Alors que Naum reste à Pliska, Clément est envoyé dans sa région natale, à Ohrid. Pendant 7 ans, de 886 à 893, il y forme quelque 3 500 disciples en vieux-slave et avec l’alphabet glagolitique. Puis il va poursuivre le travail de traduction en cyrillique. En 893, il est ordonné archevêque. À sa mort, il est enterré au monastère Saint-Pantaleimon d’Ohrid [15].
Saint Clément d’Ohrid est l’un des auteurs en vieux-slave les plus prolifiques et les plus importants. On lui attribue l’hagiographie de Cyrille et Méthode, la traduction de chants religieux et l’écriture de deux services liturgiques.
Notes
[1] L’alphabet glagolitique est le plus ancien alphabet slave. Il était utilisé dans la Grande-Moravie mais il a été inventé par les frères Cyrille et Méthode au monastère de Polychron. Il tire son nom du vieux mot slave glagoljati qui signifie dire. Il est couramment utilisé, au Moyen Âge, en Croatie, en Bulgarie ou au Monténégro, sporadiquement au Royaume de Bohême. Au cours du 10ème siècle, l’alphabet cyrillique a progressivement remplacé l’alphabet glagolitique par substitution aux lettres glagolitiques des lettres grecques correspondantes.
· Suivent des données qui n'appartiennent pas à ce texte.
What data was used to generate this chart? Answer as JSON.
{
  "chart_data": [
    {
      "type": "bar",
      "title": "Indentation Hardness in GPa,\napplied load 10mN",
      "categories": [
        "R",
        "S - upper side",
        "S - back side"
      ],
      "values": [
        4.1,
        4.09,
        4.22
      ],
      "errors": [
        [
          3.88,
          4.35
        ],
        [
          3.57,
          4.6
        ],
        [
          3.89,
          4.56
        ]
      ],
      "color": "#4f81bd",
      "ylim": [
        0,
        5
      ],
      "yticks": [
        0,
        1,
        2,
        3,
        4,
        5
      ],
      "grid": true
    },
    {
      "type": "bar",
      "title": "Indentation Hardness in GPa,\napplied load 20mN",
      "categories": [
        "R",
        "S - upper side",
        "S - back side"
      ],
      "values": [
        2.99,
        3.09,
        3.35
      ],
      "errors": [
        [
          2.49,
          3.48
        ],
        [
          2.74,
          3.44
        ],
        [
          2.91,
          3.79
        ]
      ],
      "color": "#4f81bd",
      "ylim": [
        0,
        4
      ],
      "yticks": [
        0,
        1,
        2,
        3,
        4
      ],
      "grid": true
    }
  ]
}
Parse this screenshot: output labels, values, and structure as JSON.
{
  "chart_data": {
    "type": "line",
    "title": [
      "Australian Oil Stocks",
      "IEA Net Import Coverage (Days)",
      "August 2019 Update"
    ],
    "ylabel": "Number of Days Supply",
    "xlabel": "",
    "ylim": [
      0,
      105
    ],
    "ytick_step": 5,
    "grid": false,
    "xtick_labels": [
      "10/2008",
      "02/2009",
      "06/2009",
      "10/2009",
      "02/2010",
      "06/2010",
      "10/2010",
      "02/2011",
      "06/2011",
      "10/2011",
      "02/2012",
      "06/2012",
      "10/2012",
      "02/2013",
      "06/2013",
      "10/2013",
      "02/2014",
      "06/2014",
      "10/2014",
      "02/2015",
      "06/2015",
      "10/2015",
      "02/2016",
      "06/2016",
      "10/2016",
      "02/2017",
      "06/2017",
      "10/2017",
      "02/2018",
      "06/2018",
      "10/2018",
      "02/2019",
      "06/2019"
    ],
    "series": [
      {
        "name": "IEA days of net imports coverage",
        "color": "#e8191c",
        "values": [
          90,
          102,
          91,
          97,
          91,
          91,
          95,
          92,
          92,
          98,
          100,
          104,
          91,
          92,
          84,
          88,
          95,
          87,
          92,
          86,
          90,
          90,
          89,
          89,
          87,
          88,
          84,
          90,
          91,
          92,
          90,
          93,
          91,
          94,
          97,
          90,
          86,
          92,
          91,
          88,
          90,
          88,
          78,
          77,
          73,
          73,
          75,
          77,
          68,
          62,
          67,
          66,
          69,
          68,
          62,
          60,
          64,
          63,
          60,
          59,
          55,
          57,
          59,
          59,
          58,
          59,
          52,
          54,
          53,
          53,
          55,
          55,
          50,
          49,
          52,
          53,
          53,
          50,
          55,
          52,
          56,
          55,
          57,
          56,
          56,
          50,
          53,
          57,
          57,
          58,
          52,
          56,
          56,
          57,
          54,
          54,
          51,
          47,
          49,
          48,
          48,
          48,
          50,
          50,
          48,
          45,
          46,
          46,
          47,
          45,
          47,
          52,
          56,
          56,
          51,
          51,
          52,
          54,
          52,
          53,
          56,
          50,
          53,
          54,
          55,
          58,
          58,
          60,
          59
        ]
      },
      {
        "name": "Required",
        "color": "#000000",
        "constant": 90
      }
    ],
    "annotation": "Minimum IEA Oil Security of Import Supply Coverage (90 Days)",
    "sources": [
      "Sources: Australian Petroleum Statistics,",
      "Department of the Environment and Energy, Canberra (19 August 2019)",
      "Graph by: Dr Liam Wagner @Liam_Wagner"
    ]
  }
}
[2] L’alphabet cyrillique est un alphabet permettant l’écriture de nombreuses langues d’Europe de l’Est et d’Asie centrale, principalement dans l’ex-URSS. Il est créé vers la fin du 9ème siècle dans l’Empire bulgare, dans l’actuelle Bulgarie ou dans l’actuelle Macédoine du Nord, par des disciples du frère Cyrille ou peut-être Clément d’Ohrid (premier évêque de l’Église orthodoxe bulgare), à partir de l’alphabet grec dans sa graphie onciale et de l’alphabet glagolitique.
[3] L’Église orthodoxe bulgare, officiellement le patriarcat de Bulgarie, est une juridiction autocéphale de la communion orthodoxe en Bulgarie. Elle occupe le huitième rang honorifique parmi les Églises autocéphales. Le primat de l’Église porte le titre de métropolite de Sofia et patriarche de toute la Bulgarie, avec résidence à Sofia
[4] Le Premier Empire bulgare désigne un État médiéval chrétien et multiethnique qui succéda au 9ème siècle, à la suite de la conversion au christianisme du Khan Boris, au Khanat bulgare du Danube, fondé dans le bassin du bas Danube. Le Premier Empire bulgare disparut en 1018, son territoire au sud du Danube étant réintégré dans l’Empire byzantin. À son apogée, il s’étendait de l’actuelle Budapest à la mer Noire, et du Dniepr à l’Adriatique. Après sa disparition, un Second Empire bulgare renaquit en 1187.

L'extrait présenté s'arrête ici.